De onbekende Haagse periode van Keith Haring

Keith Haring’s werk is bij een breed publiek bekend. Zijn Haring baby, de blaffende hond, de man met het gat in zijn torso en engeltjes zijn verwerkt op T-shirts, telefoonhoesjes, koffers, pennen, multomappen, posters, buttons, koelkastmagneten, opschrijfboekjes, tassen. En dan is de lange rij nog niet compleet. 

Keith Allen Haring (4 mei 1958 - 16 februari 1990) was een Amerikaanse kunstenaar wiens popart en graffiti-achtig werk voortkwamen uit de straatcultuur in New York City uit de jaren tachtig. Zijn cartoonachtige schilderingen en tekeningen gingen onder andere over aids, drugs en apartheid. Hij kreeg internationale faam.

Internationale doorbraak

In het begin van zijn loopbaan was hij diverse keren in Nederland. Zijn internationale carrière startte hier, in Amsterdam, Rotterdam en – dat zullen weinigen weten – ook in Den Haag, met daarin een rol voor ons eerbiedwaardige museum Panorama Mesdag.

Dat zat zo. In 1979 koop de Rotterdamse galerie Black Cat aan de Mauritsweg werk van Keith Haring.  Galeriehoudster Barbara Farber zet voor f 5000 (€ 2200) een schilderij van Haring in de etalage. Drie jaar later, in 1982 nodigt Gosse Oosterhof van de Rotterdamse Kunststichting Haring uit voor zijn eerste Europese eenmansshow in Galerie ’t Venster. Deze gemeentelijke kunstinstelling signaleert grensverleggende, internationale kunst voordat deze in de musea komt. 

Bob Lens 

De Haagse Fluxus kunstenaar Bob Lens komt vaak in deze galerie. Omdat hij geregeld in New York verblijft is hij geïnteresseerd  in nieuwe Amerikaanse kunst.  Bob Lens, geïnterviewd door Chris Reinewald: “De kunstscene in New York was ‘kokend’ in die dagen. Keith Haring brak met Jean-Michel Basquiat in juni 1980 door op de Times Square Show, een expositie van Collaborative Projects Incorporated (Colab) en Fashion Moda. De deelnemende kunstenaars bepaalden zelf wat ze ophingen of deden.” 

Op 26 maart babbelt Bob Lens met de New Yorkse galeriehoudster Barbara Gladstone tijdens de opening bij ’t Venster van een tentoonstelling van het werk van Vernon Fisher, een Texaanse schilder. Weet zij  toevallig wie toch die krijttekeningen op de lege, zwarte advertentieborden in de New Yorkse underground maakt? Hij is zelfs een hele route met de subway meegereden om op de stations de frisse krijttekeningen te bekijken.    

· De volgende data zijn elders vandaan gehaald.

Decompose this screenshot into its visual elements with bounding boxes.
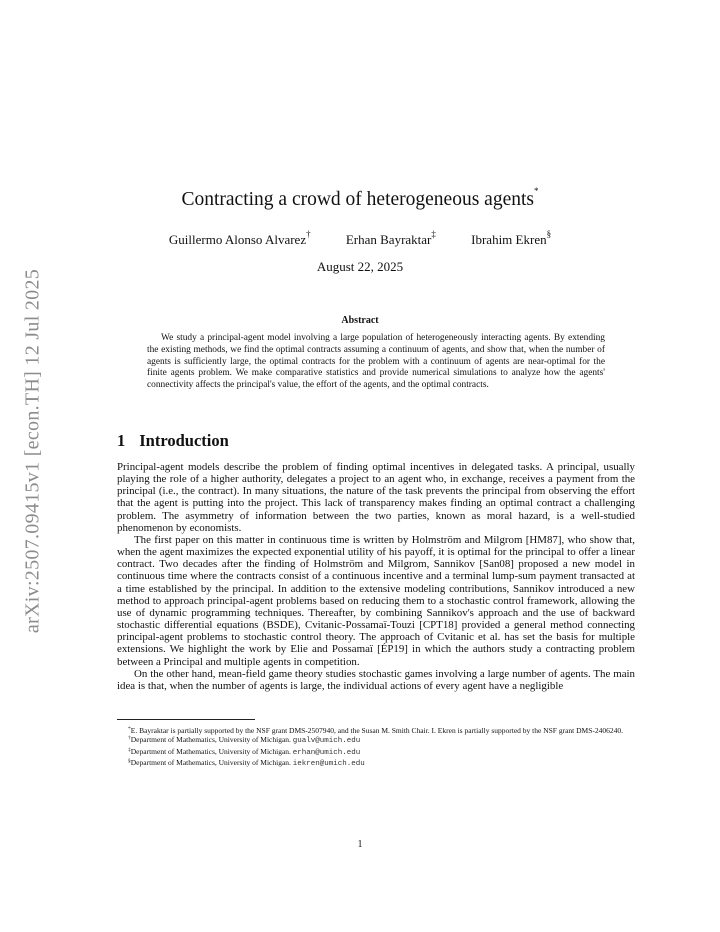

“Keith Haring deed dat”, antwoordt ze. “Hij komt hierna exposeren. Ik heb wat proefdrukken van zijn litho’s bij me. Als je interesse hebt...” Lens bekijkt ze en bestelt er een, die Gladstone later opstuurt.

Zij belt hem ook met een vraag. “Zou jij Keith kunnen opvangen, als hij naar Nederland komt? Het is zijn eerste reis naar Europa en hij is nog zo jong.” 

Panorama Mesdag 

Het is een verkapt verzoek om een logeeradres voor Haring. Hij blijft wat langer in Nederland, omdat hij voor de expositie ook in ’t Venster gaat werken. Bob en Ellen Lens bewonen met hun kleuterdochter Sarah-Mezjdah het voorhuis van Museum Panorama Mesdag in Den Haag. Geen probleem, vindt Lens. Haring kan logeren in Sarahs kamer. 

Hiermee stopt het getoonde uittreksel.